In scoring prompts for LLM-as-a-judge scorers, you can reference variables from your op. Weave automatically extracts these values when the scorer runs.

For a function like:

```python theme={null}
@weave.op
def summarize_article(article: str, max_length: int) -> str:
    # Your summarization logic here
    return summary
```

The following variables are available:

| Variable       | Description                                  |
| -------------- | -------------------------------------------- |
| `{article}`    | The value of the input argument `article`    |
| `{max_length}` | The value of the input argument `max_length` |
| `{inputs}`     | A JSON dictionary of all input arguments     |
| `{output}`     | The result returned by your op               |

Example scoring prompt:

```text theme={null}
Evaluate the quality of this summary.

Original article: {article}
Summary: {output}
Maximum length requested: {max_length}

Rate the summary on a scale of 1-10 based on:
- Accuracy: Does it accurately represent the article?
- Completeness: Does it cover the key points?
- Conciseness: Is it appropriately brief?

Return a JSON object with your rating and reasoning.
```

### Final summarization of the scorer

<Tabs>
  <Tab title="Python">
    During evaluation, Weave computes the scorer for each row of your dataset. To provide a final score for the evaluation, Weave runs `auto_summarize` based on the return type of the output.
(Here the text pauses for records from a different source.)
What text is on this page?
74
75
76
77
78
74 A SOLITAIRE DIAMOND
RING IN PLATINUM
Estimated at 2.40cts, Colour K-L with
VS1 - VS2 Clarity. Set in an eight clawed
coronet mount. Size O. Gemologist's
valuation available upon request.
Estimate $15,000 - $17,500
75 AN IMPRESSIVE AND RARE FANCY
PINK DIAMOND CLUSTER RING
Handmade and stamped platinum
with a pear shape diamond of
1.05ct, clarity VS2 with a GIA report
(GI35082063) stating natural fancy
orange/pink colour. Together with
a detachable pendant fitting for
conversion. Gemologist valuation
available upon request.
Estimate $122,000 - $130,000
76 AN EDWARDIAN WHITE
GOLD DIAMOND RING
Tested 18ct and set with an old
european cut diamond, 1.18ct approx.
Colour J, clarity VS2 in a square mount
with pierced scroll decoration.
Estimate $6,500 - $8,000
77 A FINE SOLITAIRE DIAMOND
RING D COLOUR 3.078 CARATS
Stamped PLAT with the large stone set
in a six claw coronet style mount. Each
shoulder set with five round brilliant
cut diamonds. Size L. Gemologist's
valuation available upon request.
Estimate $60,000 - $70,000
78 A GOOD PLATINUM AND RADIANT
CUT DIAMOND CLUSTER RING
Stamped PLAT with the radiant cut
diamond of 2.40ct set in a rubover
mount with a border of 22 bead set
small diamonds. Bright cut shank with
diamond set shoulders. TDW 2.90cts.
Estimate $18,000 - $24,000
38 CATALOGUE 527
    You can override the `summarize` method on the `Scorer` class and provide your own way to compute the final scores. The `summarize` function expects:

    * A single parameter `score_rows`: a list of dictionaries, where each dictionary contains the scores returned by the `score` method for a single row of your dataset.
    * It returns a dictionary containing the summarized scores.

    **Why this is useful**

    When you need to score all rows before deciding on the final value of the score for the dataset.

    ```python lines theme={null}
    class MyBinaryScorer(Scorer):
        """
        Returns True if the full output matches the target, False if not
        """

        @weave.op
        def score(self, output, target):
            return {"match": output == target}

        def summarize(self, score_rows: list) -> dict:
            full_match = all(row["match"] for row in score_rows)
            return {"full_match": full_match}
    ```

    > In this example, the default `auto_summarize` would return the count and proportion of True.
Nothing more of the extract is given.